В небольшом, огороженном стеной дворике росла массивная липа с широкой кроной, на ее ветвях Януш устроил качели, привязав за две веревки прямоугольную отшлифованную доску. Когда все дневные хлопоты были закончены, дети поужинали и умылись, доктор начал укладывать их спать. Каждый вечер он читал сказки или рассказывал свои истории: один вечер для мальчиков, второй – для девочек. Сегодня же в связи со своим долгим отсутствием решил уделить внимание и тем и другим.
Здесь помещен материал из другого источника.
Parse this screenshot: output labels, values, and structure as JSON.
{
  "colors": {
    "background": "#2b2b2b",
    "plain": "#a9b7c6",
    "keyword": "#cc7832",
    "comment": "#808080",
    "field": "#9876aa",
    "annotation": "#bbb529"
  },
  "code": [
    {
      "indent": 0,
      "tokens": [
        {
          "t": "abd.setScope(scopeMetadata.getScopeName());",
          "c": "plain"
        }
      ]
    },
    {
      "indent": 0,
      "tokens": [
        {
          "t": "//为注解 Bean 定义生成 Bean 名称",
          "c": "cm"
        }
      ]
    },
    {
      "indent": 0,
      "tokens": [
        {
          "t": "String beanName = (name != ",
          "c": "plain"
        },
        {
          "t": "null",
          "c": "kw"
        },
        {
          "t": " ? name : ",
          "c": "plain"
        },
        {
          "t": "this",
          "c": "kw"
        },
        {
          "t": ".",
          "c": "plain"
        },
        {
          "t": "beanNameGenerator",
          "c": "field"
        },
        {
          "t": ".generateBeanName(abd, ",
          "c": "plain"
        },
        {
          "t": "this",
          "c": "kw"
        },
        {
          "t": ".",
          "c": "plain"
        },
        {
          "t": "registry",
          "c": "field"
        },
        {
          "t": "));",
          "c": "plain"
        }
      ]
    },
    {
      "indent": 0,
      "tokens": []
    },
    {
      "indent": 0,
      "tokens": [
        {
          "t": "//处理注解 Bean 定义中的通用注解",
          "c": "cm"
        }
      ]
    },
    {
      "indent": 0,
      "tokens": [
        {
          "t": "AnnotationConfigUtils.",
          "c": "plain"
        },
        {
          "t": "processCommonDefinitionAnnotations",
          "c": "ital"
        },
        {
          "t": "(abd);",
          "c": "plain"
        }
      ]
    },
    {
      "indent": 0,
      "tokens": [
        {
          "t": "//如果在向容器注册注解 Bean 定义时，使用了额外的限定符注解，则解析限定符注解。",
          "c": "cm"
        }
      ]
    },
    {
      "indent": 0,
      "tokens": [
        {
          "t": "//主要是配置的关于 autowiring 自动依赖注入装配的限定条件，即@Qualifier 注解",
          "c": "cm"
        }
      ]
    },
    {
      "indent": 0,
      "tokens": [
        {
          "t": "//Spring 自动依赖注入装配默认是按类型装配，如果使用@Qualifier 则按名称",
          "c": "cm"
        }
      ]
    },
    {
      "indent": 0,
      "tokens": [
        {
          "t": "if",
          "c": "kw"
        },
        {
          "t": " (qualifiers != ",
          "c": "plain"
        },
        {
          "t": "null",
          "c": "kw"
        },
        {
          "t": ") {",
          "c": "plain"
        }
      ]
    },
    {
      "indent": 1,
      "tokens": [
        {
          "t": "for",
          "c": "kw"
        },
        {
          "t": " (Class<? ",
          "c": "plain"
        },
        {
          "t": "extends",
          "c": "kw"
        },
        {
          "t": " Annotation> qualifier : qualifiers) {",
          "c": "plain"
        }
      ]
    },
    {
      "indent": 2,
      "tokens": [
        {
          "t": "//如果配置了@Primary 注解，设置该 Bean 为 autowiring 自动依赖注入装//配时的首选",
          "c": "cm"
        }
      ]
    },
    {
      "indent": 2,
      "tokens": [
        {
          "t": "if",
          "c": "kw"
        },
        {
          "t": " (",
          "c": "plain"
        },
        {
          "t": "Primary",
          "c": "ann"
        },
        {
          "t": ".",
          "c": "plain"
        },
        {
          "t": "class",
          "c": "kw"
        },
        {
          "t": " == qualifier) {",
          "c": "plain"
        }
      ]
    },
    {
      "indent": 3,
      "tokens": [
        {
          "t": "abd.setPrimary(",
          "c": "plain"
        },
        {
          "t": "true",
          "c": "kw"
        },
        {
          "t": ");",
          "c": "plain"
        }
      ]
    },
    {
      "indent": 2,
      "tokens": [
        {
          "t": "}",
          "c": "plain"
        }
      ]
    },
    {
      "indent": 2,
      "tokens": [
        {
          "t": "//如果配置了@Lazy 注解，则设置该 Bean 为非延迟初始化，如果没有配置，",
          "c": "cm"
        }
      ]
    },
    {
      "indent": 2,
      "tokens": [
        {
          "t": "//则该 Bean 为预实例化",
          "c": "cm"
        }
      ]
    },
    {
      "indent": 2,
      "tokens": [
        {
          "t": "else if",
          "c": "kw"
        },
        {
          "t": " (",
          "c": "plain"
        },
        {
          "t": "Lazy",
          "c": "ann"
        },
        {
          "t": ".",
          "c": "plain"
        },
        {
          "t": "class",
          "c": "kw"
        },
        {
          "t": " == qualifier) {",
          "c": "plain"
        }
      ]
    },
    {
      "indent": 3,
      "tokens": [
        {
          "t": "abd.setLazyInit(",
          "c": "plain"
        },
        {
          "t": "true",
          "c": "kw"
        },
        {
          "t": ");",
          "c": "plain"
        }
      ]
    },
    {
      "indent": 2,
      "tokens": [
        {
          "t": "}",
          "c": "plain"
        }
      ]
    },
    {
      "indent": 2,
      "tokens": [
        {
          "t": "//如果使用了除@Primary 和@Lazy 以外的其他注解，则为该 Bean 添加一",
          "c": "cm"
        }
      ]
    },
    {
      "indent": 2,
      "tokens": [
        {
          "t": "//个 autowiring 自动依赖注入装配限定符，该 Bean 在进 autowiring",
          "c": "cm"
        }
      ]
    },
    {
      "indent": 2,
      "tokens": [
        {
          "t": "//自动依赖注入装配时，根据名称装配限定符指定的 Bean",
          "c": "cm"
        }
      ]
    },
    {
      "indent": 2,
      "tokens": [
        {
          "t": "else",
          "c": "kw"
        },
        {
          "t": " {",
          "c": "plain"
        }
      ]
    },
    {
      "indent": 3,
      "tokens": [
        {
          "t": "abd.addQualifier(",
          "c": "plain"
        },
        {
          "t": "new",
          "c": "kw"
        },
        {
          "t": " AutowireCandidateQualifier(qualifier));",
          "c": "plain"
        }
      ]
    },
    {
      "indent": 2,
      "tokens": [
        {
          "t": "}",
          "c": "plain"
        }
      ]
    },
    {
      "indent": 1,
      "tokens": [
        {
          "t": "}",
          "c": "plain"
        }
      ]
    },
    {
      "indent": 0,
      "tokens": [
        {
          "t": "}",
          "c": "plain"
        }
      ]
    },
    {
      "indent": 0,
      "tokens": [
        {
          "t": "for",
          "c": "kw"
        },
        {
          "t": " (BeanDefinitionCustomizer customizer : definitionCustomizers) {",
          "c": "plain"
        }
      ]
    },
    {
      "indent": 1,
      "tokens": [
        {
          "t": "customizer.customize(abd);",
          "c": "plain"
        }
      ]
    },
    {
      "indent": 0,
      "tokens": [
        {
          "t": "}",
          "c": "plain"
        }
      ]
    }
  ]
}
Маленькие человечки лежали в кроватках, блестели глазами в темноте, ерзали под одеялами, хихикали и стрекотали, как кузнечики. В спальных комнатах пахло детьми: затылками, слюной, зевотой, потными башмачками. Днем в этих помещениях суетились, шили, штопали, чистили, читали, писали и пели, ночью раздавалось сопение, а у деревянных ножек кроватей выстраивались крохотные ботиночки с металлическими застежками, они стояли симметрично, точно фигуры на шахматной доске. Доктор придвинул к себе карбидную лампу и, поблескивая стеклами очков, открыл книгу и начал читать, а дети мгновенно погрузились в нашептанный им мир и уже через несколько минут счастливо заснули, ощущая себя любимыми, нужными и защищенными.

У большинства из них не было настоящего детства, они рано лишились родителей, многие взрослели на улицах или в трущобах. Доктор отыскивал их и доставлял в приют, отмывал, кормил и накрывал своими широкими крыльями, втекая в детскую жизнь потоком теплого воздуха. Он хотел сохранить их детство, оградить его от вторжений безумного, вероломного мира.
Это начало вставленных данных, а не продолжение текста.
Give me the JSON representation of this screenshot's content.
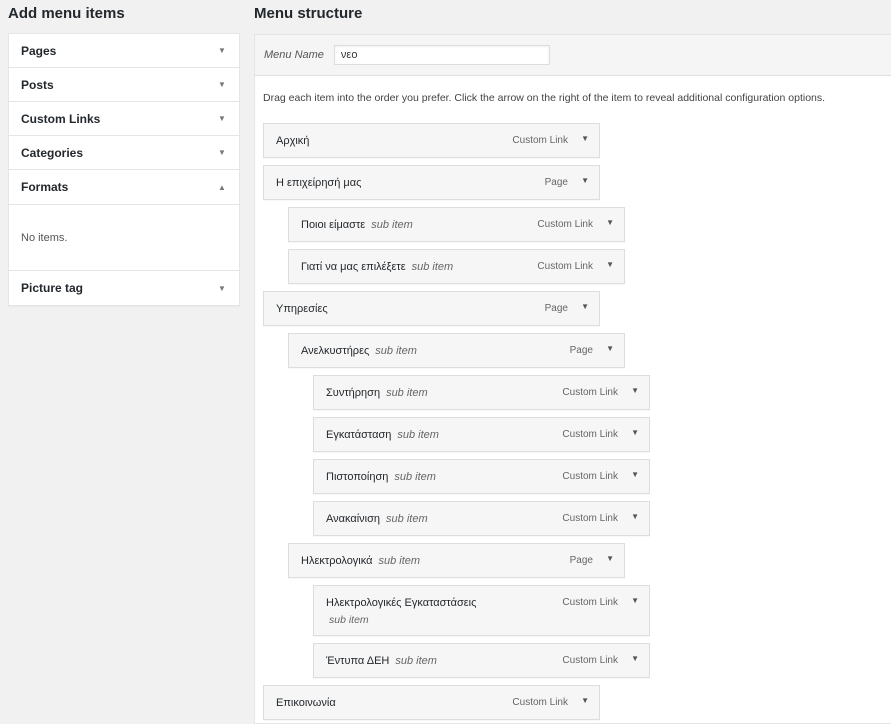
{
  "left": {
    "heading": "Add menu items",
    "sections": [
      {
        "label": "Pages",
        "open": false
      },
      {
        "label": "Posts",
        "open": false
      },
      {
        "label": "Custom Links",
        "open": false
      },
      {
        "label": "Categories",
        "open": false
      },
      {
        "label": "Formats",
        "open": true,
        "body": "No items."
      },
      {
        "label": "Picture tag",
        "open": false
      }
    ]
  },
  "right": {
    "heading": "Menu structure",
    "menu_name_label": "Menu Name",
    "menu_name_value": "νεο",
    "instructions": "Drag each item into the order you prefer. Click the arrow on the right of the item to reveal additional configuration options.",
    "items": [
      {
        "title": "Αρχική",
        "sub": "",
        "type": "Custom Link",
        "depth": 0
      },
      {
        "title": "Η επιχείρησή μας",
        "sub": "",
        "type": "Page",
        "depth": 0
      },
      {
        "title": "Ποιοι είμαστε",
        "sub": "sub item",
        "type": "Custom Link",
        "depth": 1
      },
      {
        "title": "Γιατί να μας επιλέξετε",
        "sub": "sub item",
        "type": "Custom Link",
        "depth": 1
      },
      {
        "title": "Υπηρεσίες",
        "sub": "",
        "type": "Page",
        "depth": 0
      },
      {
        "title": "Ανελκυστήρες",
        "sub": "sub item",
        "type": "Page",
        "depth": 1
      },
      {
        "title": "Συντήρηση",
        "sub": "sub item",
        "type": "Custom Link",
        "depth": 2
      },
      {
        "title": "Εγκατάσταση",
        "sub": "sub item",
        "type": "Custom Link",
        "depth": 2
      },
      {
        "title": "Πιστοποίηση",
        "sub": "sub item",
        "type": "Custom Link",
        "depth": 2
      },
      {
        "title": "Ανακαίνιση",
        "sub": "sub item",
        "type": "Custom Link",
        "depth": 2
      },
      {
        "title": "Ηλεκτρολογικά",
        "sub": "sub item",
        "type": "Page",
        "depth": 1
      },
      {
        "title": "Ηλεκτρολογικές Εγκαταστάσεις",
        "sub": "sub item",
        "type": "Custom Link",
        "depth": 2,
        "wrap": true
      },
      {
        "title": "Έντυπα ΔΕΗ",
        "sub": "sub item",
        "type": "Custom Link",
        "depth": 2
      },
      {
        "title": "Επικοινωνία",
        "sub": "",
        "type": "Custom Link",
        "depth": 0
      }
    ]
  },
  "icons": {
    "collapsed": "triangle-down",
    "expanded": "triangle-up"
  }
}
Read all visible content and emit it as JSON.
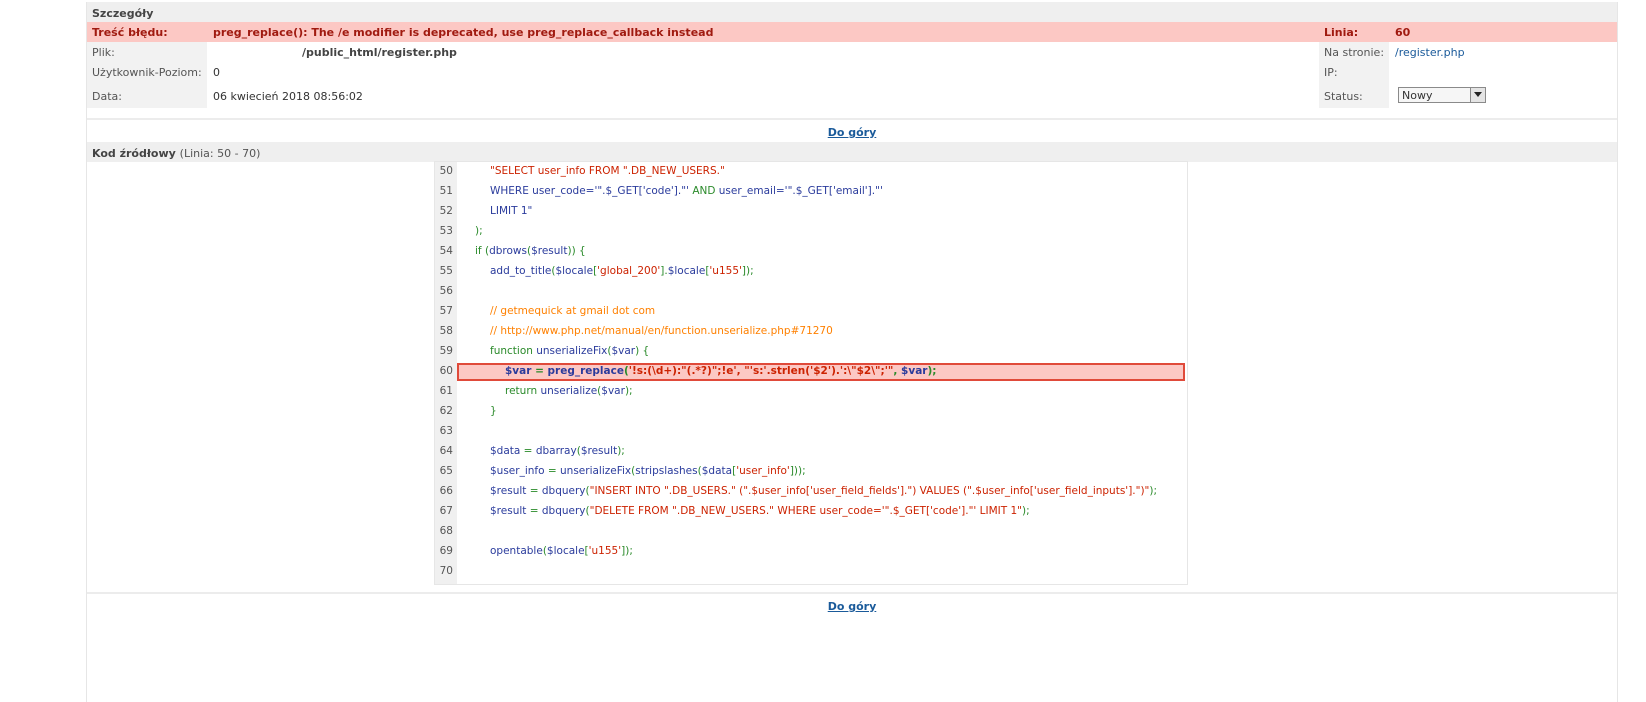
{
  "details": {
    "header": "Szczegóły",
    "error_label": "Treść błędu:",
    "error_text": "preg_replace(): The /e modifier is deprecated, use preg_replace_callback instead",
    "line_label": "Linia:",
    "line_value": "60",
    "file_label": "Plik:",
    "file_value": "/public_html/register.php",
    "page_label": "Na stronie:",
    "page_value": "/register.php",
    "user_label": "Użytkownik-Poziom:",
    "user_value": "0",
    "ip_label": "IP:",
    "ip_value": "",
    "date_label": "Data:",
    "date_value": "06 kwiecień 2018 08:56:02",
    "status_label": "Status:",
    "status_value": "Nowy"
  },
  "nav": {
    "up_label": "Do góry"
  },
  "source": {
    "header": "Kod źródłowy",
    "range": "(Linia: 50 - 70)",
    "lines": [
      {
        "n": "50",
        "indent": 2,
        "segs": [
          [
            "str",
            "\"SELECT user_info FROM \".DB_NEW_USERS.\""
          ]
        ]
      },
      {
        "n": "51",
        "indent": 2,
        "segs": [
          [
            "def",
            "WHERE user_code='\".$_GET['code'].\"' "
          ],
          [
            "kw",
            "AND"
          ],
          [
            "def",
            " user_email='\".$_GET['email'].\"'"
          ]
        ]
      },
      {
        "n": "52",
        "indent": 2,
        "segs": [
          [
            "def",
            "LIMIT 1\""
          ]
        ]
      },
      {
        "n": "53",
        "indent": 1,
        "segs": [
          [
            "kw",
            ");"
          ]
        ]
      },
      {
        "n": "54",
        "indent": 1,
        "segs": [
          [
            "kw",
            "if ("
          ],
          [
            "def",
            "dbrows"
          ],
          [
            "kw",
            "("
          ],
          [
            "def",
            "$result"
          ],
          [
            "kw",
            ")) {"
          ]
        ]
      },
      {
        "n": "55",
        "indent": 2,
        "segs": [
          [
            "def",
            "add_to_title"
          ],
          [
            "kw",
            "("
          ],
          [
            "def",
            "$locale"
          ],
          [
            "kw",
            "["
          ],
          [
            "str",
            "'global_200'"
          ],
          [
            "kw",
            "]."
          ],
          [
            "def",
            "$locale"
          ],
          [
            "kw",
            "["
          ],
          [
            "str",
            "'u155'"
          ],
          [
            "kw",
            "]);"
          ]
        ]
      },
      {
        "n": "56",
        "indent": 0,
        "segs": []
      },
      {
        "n": "57",
        "indent": 2,
        "segs": [
          [
            "com",
            "// getmequick at gmail dot com"
          ]
        ]
      },
      {
        "n": "58",
        "indent": 2,
        "segs": [
          [
            "com",
            "// http://www.php.net/manual/en/function.unserialize.php#71270"
          ]
        ]
      },
      {
        "n": "59",
        "indent": 2,
        "segs": [
          [
            "kw",
            "function "
          ],
          [
            "def",
            "unserializeFix"
          ],
          [
            "kw",
            "("
          ],
          [
            "def",
            "$var"
          ],
          [
            "kw",
            ") {"
          ]
        ]
      },
      {
        "n": "60",
        "indent": 3,
        "bold": true,
        "segs": [
          [
            "def",
            "$var"
          ],
          [
            "kw",
            " = "
          ],
          [
            "def",
            "preg_replace"
          ],
          [
            "kw",
            "("
          ],
          [
            "str",
            "'!s:(\\d+):\"(.*?)\";!e', \"'s:'.strlen('$2').':\\\"$2\\\";'\""
          ],
          [
            "kw",
            ", "
          ],
          [
            "def",
            "$var"
          ],
          [
            "kw",
            ");"
          ]
        ]
      },
      {
        "n": "61",
        "indent": 3,
        "segs": [
          [
            "kw",
            "return "
          ],
          [
            "def",
            "unserialize"
          ],
          [
            "kw",
            "("
          ],
          [
            "def",
            "$var"
          ],
          [
            "kw",
            ");"
          ]
        ]
      },
      {
        "n": "62",
        "indent": 2,
        "segs": [
          [
            "kw",
            "}"
          ]
        ]
      },
      {
        "n": "63",
        "indent": 0,
        "segs": []
      },
      {
        "n": "64",
        "indent": 2,
        "segs": [
          [
            "def",
            "$data"
          ],
          [
            "kw",
            " = "
          ],
          [
            "def",
            "dbarray"
          ],
          [
            "kw",
            "("
          ],
          [
            "def",
            "$result"
          ],
          [
            "kw",
            ");"
          ]
        ]
      },
      {
        "n": "65",
        "indent": 2,
        "segs": [
          [
            "def",
            "$user_info"
          ],
          [
            "kw",
            " = "
          ],
          [
            "def",
            "unserializeFix"
          ],
          [
            "kw",
            "("
          ],
          [
            "def",
            "stripslashes"
          ],
          [
            "kw",
            "("
          ],
          [
            "def",
            "$data"
          ],
          [
            "kw",
            "["
          ],
          [
            "str",
            "'user_info'"
          ],
          [
            "kw",
            "]));"
          ]
        ]
      },
      {
        "n": "66",
        "indent": 2,
        "segs": [
          [
            "def",
            "$result"
          ],
          [
            "kw",
            " = "
          ],
          [
            "def",
            "dbquery"
          ],
          [
            "kw",
            "("
          ],
          [
            "str",
            "\"INSERT INTO \".DB_USERS.\" (\".$user_info['user_field_fields'].\") VALUES (\".$user_info['user_field_inputs'].\")\""
          ],
          [
            "kw",
            ");"
          ]
        ]
      },
      {
        "n": "67",
        "indent": 2,
        "segs": [
          [
            "def",
            "$result"
          ],
          [
            "kw",
            " = "
          ],
          [
            "def",
            "dbquery"
          ],
          [
            "kw",
            "("
          ],
          [
            "str",
            "\"DELETE FROM \".DB_NEW_USERS.\" WHERE user_code='\".$_GET['code'].\"' LIMIT 1\""
          ],
          [
            "kw",
            ");"
          ]
        ]
      },
      {
        "n": "68",
        "indent": 0,
        "segs": []
      },
      {
        "n": "69",
        "indent": 2,
        "segs": [
          [
            "def",
            "opentable"
          ],
          [
            "kw",
            "("
          ],
          [
            "def",
            "$locale"
          ],
          [
            "kw",
            "["
          ],
          [
            "str",
            "'u155'"
          ],
          [
            "kw",
            "]);"
          ]
        ]
      },
      {
        "n": "70",
        "indent": 0,
        "segs": []
      }
    ]
  },
  "colors": {
    "error_bg": "#fcc8c4",
    "error_text": "#a01a10",
    "link": "#1a5a9a",
    "highlight_border": "#e04a3a"
  },
  "icons": {
    "select_arrow": "triangle-down-icon"
  }
}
Послушав сопение детей, доктор на цыпочках вышел в коридор и, прихватив трость, спустился по лестнице во двор. Сел на качели, оперся на трость и поднял взгляд к небу. Минутами казалось, война осталась там, далеко за каменным забором, она ударилась о сны двух сотен малышей и пристыженной тварью вернулась в свое логово. С самого раннего детства, сколько доктор себя помнил, он любил лежать у подножия ствола и смотреть на небо сквозь паутину ветвей; листья покачивались, размахивали зелеными пятернями и трепетали на ветру, а Янушу казалось, что дерево растет у него на глазах и вся земля дышит, как теплый материнский живот. Несколько ярких звезд горело среди ветвей, полыхало серебристыми ягодами, готовыми соскочить за пазуху или в рот.

Гольдшмиту вдруг вспомнилось, как он маленьким мальчиком в деревне у бабушки седлал козу, которая все норовила его сбросить, но потом привыкла и остепенилась. Он держал ее за рога, а коза хохотала блеющим смехом, выдавливала из себя теплые горошины и шаркала копытом. Бабушка отпаивала его молоком, улыбалась рыхлыми деснами, рассказывая интересные истории; от нее пахло луком и старостью, а истертые жизнью руки гладили личико Януша…

Раздался пистолетный выстрел, и бабушка с козой исчезли – лопнули мыльным пузырем. За стеной приюта промчались крики – летучими мышами, свистящими стрелами, частый топот тяжелых сапог со стройной и дисциплинированной ненавистью избивал мостовую. Через минуту все стихло.